Zar Putin gibt sich die Ehre
1. Juni 2012Als Wladimir Putin vor dem Kanzleramt aus seiner schwarzen Limousine steigt, liegt ein Anflug von Triumph in seinem Gesicht. So als wollte er sagen: "Da bin ich wieder, ich kenne den Weg." Freundlich gibt der russische Präsident der Kanzlerin zwei Küsschen, dann schreitet er so locker die Ehrenformation ab, als sei der Gang über den roten Teppich sein üblicher Nachmittagsspaziergang.
Immerhin ist es Putins dritte Amtszeit als Präsident, da bleibt eine gewisse Routine nicht aus. Aber in seiner Gestik und Mimik liegt weit mehr als die professionelle Routine eines erfahrenen Staatsmannes. Nach vier Jahren auf der "Warteposition" des Ministerpräsidenten ist Putin wieder am Ort seiner Träume angekommen: im höchsten Staatsamt, das mit mehr Macht ausgestattet ist als je zuvor. Jetzt kann er sechs Jahre lang schalten und walten, wie es ihm beliebt.
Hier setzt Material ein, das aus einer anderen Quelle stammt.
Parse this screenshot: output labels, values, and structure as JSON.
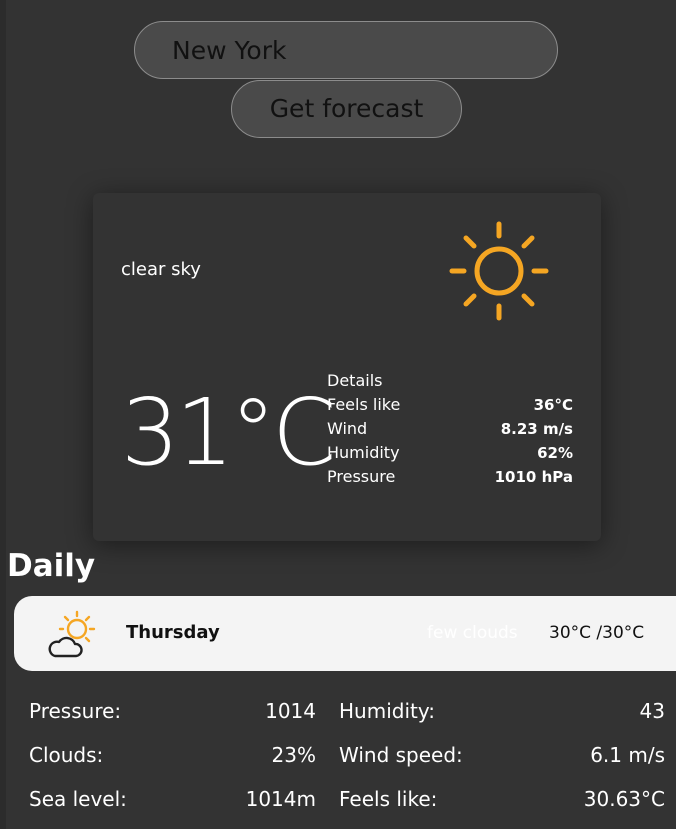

Dieses fast schon monarchische Selbstbewusstsein strahlt der russische Präsident aus, als er am Freitag (01.06.2012) das Berliner Kanzleramt betritt.
Respekt, aber keine Euphorie
Eine Stunde lang redet er dort mit Bundeskanzlerin Angela Merkel. Sie versteht Russisch, er spricht Deutsch - und doch finden die beiden oft keine gemeinsame Sprache. Wenn sie anfängt, von der gegängelten russischen Zivilgesellschaft zu reden, verdüstert sich sein Blick. In der Vergangenheit wurde er dann gelegentlich laut und ruppig.
Auch diesmal bringt Merkel das Thema auf den Tisch, in der ihr eigenen Beharrlichkeit. Und in dem Wissen, dass eine Hoffnung der Bundesregierung vergebens war: Auch Putins Vorgänger Dmitri Medwedew hat die Bürgerrechte nicht gestärkt, auch er hat die russische Gesellschaft nicht von innen reformiert und modernisiert. Die deutsche Seite hatte ihn mit Nachdruck dazu aufgefordert. Der Frust im Kanzleramt war groß, als sich nichts bewegte.
Politische Stagnation, wirtschaftliche Dynamik
Nun ist wieder Putin am Ruder, der autoritärere der beiden Staatsmänner. Seine erneute Wahl zum Präsidenten hat in Berlin wahrlich keinen Jubel ausgelöst - wegen der zu erwartenden Stagnation im Inneren und wegen der außenpolitischen Differenzen. Die russische Unterstützung für den syrischen Präsidenten Assad ist dabei nur ein Aspekt.
Doch an Putin kommt Merkel nicht vorbei, und er nicht an ihr. Also betonen beide die Gemeinsamkeiten, zum Beispiel die ausgezeichneten Handelsbeziehungen. Es gibt neue Rekordzahlen beim Warenaustausch, die werden gleich zwei Mal vorgetragen - einmal auf Deutsch und einmal auf Russisch. Dann gehen Putin und Merkel auseinander - sie haben sich höflich ausgetauscht und sind bei ihren jeweiligen Positionen geblieben.